Last Thursday at O’Gara’s in St. Paul, Schell’s released its latest line of brews in celebration of the 30th anniversary of Schell’s Pils, the brand’s acclaimed Bavarian Pilsner-style beer. Included to the grouping are its current pilsner in a redesigned package, the 1984 original recipe, and two new tastes to honor the occasion.
The 1984 is a classic Bavarian-style brew, and one that many Minnesotans may find familiar. The 30th anniversary version is still of the Bavarian variety. The difference comes from the decision to go with 100 percent 2-row barley malt, and the brew is dry hopped. These changes give the beer a richer, maltier taste.
Mandarina Bavaria, one of its new brews, puts citrus flavors on display. This brew features a new German hop that helps bring out notes of tangerine, making it a crisp drink ideal for warm spring days ahead.
The final selection is the Roggen Pils, a spin on the traditional pilsner taste.
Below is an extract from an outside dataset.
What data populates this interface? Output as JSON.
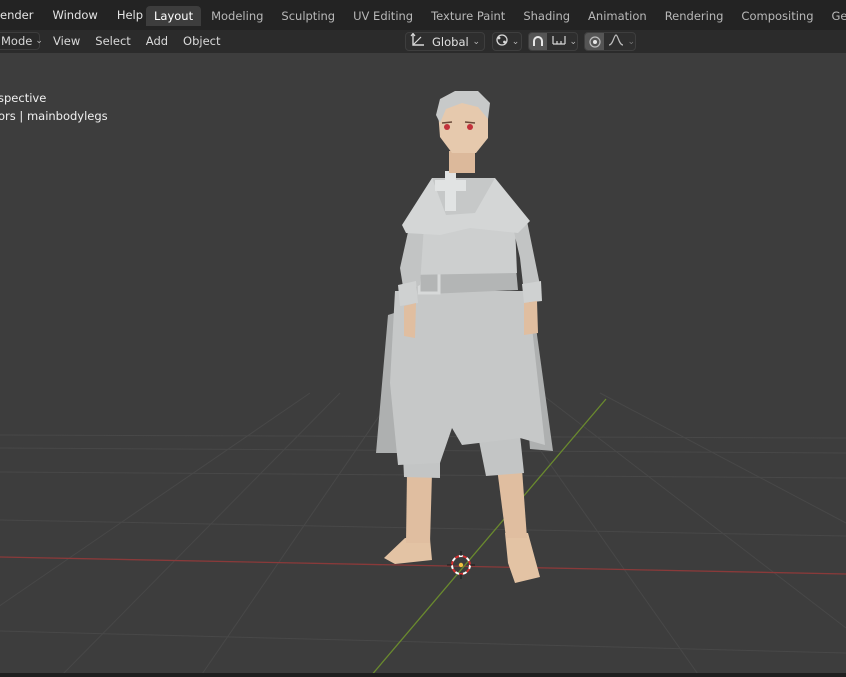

It’s crafted with spicy rye malt matched by equally spicy German hops to give it a slight but tolerable kick.
As craft brewing has become more competitive in recent years, with independent breweries and taprooms seeming to pop up weekly, the old guard of Minnesota beer needs to stay on its game. St. Paul’s Summit Brewery has successfully produced fifteen experimental beers as part of its Unchained series over the past five years, a signal that the Schell’s strategy may work as well. With Schell’s planning another special package for the Hefeweizen’s 30th anniversary late this summer, it’s reclaiming its relevancy in a world it’s ruled for 150-plus years.